【原来……是这样啊。】
他轻声说道,声音里没有任何情绪,像是在陈述一个早已被解读出来的,最终的答案。
周砚城没有理会许知越。
他的目光,始终锁定在她拉着他的那只手上。
他的手,那只开过枪、拧断过嫌犯脖子、在无数个黑夜里独自点燃香烟的手,此刻,却被她轻轻地拉着,感觉陌生又熟悉。
他没有抽回,也没有回握。
他就那样,任由她拉着。
然后,他缓缓地,抬起了头,看向她。
那双深邃的、总是像结了冰一样的眼睛里,那片亘古不化的冰层,正在一点一点地,融化、龟裂,露出了底下那片,燃烧了五年的、炙热的岩浆。
他的喉结,艰难地滚动了一下。
【你……】
他的声音,嘶哑得像生锈的铁片在摩擦。
【……还记得吗?】
他没有说是记得什么。
但他知道,她一定懂。
他是在说,五年前,她妹妹的案子,他第一次见到她的时候。
那时的她,还不是刑警,只是一个穿著白色连衣裙,抱着妹妹的遗物,在警局大楼的走廊里,像一只迷途的、惊恐的小鹿一样的女孩。
当时的他,作为那个案子的负责人之一,从她身边走过,甚至没有看她一眼。
他只知道,那个案子结了。
他不知道,那个女孩,从那天起,就把自己的一生,都绑定在了这条不归路上。
他也不知道,他那个冷漠的、甚至有些无情的背影,从那天起,就刻在了她的心里,变成了她追逐的一个,模糊而偏执的目标。
【我一直以为……你恨我。
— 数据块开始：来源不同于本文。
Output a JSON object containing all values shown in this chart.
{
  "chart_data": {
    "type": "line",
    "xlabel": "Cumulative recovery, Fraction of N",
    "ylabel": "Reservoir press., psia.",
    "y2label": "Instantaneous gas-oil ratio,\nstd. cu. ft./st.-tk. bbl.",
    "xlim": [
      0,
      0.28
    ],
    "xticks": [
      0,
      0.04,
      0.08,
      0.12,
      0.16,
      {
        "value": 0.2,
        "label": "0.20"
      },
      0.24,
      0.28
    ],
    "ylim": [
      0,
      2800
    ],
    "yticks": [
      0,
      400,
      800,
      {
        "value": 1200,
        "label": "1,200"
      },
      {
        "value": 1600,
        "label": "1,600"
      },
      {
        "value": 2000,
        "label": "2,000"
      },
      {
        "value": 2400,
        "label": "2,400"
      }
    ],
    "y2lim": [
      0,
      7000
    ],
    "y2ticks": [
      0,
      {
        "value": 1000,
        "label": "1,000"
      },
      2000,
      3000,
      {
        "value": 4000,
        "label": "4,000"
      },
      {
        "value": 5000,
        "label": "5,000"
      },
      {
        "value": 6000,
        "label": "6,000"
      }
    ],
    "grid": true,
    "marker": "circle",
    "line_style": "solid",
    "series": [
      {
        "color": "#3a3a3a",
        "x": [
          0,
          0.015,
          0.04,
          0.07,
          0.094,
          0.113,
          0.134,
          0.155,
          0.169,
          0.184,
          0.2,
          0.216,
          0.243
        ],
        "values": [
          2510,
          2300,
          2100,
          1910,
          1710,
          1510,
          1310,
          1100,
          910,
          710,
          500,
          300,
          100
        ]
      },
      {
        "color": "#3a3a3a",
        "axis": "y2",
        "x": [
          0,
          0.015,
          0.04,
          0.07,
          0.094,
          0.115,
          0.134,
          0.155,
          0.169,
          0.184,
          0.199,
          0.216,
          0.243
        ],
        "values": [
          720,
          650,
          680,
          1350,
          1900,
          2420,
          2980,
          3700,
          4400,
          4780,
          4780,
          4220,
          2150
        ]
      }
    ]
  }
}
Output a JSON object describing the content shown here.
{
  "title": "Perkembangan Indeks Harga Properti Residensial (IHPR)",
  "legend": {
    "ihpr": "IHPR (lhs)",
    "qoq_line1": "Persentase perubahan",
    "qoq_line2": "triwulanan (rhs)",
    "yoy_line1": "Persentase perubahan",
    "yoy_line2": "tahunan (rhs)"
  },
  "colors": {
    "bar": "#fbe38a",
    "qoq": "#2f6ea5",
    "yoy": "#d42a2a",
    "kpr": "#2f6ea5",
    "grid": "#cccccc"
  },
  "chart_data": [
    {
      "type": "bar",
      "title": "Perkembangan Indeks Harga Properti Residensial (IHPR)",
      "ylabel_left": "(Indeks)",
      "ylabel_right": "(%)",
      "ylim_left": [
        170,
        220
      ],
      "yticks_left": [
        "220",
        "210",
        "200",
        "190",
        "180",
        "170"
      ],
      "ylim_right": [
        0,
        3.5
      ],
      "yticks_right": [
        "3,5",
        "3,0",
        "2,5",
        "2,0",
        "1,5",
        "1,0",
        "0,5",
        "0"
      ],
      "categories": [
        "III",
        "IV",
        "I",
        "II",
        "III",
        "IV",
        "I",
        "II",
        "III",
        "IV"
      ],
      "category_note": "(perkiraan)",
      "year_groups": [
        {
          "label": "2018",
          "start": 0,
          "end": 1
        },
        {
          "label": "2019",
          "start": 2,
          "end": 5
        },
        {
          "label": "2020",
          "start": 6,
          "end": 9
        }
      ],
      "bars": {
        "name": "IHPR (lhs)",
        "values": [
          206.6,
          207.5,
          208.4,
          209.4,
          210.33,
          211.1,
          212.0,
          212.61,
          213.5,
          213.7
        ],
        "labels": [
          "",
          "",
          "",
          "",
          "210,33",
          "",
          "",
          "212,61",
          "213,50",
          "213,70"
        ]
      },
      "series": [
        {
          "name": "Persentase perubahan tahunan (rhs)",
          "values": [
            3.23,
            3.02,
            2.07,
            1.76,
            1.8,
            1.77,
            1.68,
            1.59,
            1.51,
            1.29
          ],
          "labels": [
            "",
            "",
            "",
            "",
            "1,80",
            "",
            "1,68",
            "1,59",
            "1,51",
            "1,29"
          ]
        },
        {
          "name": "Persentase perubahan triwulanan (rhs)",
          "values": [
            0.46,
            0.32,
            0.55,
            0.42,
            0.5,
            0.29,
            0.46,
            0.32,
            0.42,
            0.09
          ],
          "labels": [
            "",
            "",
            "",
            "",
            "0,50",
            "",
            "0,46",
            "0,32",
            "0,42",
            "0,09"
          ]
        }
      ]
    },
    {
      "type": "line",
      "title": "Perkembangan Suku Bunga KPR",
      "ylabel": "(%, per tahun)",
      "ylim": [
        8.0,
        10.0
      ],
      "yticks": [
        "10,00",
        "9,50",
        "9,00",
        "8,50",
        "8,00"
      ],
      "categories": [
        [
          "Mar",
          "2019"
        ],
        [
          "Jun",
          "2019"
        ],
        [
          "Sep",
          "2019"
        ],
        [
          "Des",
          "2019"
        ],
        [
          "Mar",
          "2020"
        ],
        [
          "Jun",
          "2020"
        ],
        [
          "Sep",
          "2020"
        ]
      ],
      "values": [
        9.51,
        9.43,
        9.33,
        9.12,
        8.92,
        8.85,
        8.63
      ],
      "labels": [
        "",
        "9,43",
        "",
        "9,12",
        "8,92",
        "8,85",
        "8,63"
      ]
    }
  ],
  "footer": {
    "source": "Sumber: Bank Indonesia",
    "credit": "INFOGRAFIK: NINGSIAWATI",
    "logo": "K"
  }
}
】
周砚城的声音很低,像是在对她说,又像是在对自己说。
【恨我当年没查下去,恨我草草结案,恨我……是那个体制的一部分。】
【我不知道……原来……】
他没有说下去。
但他那双眼睛里,那片正在融化的冰层之下,那滚烫的岩浆,已经喷涌而出,将他整个人都淹没了。
那是一种,被巨大的、足以将人焚为灰烬的喜悦与痛苦,同时击中的,濒临失控的爱意。
他反手,用一种近乎粗暴的力道,紧紧地,握住了她的手。
那不是温柔的十指相扣,而是一种,铁钳般的、绝不会再放手的,占有。
他拉着她,走向许知越,走向那个由数据构成的、冰冷的王国。
他站在那个世界的中心,与许知越,形成了一个微妙的对峙。
而她,就在他们两个中间。
【说吧。】
周砚城看着她,声音里,是前所未有的、决绝的认同。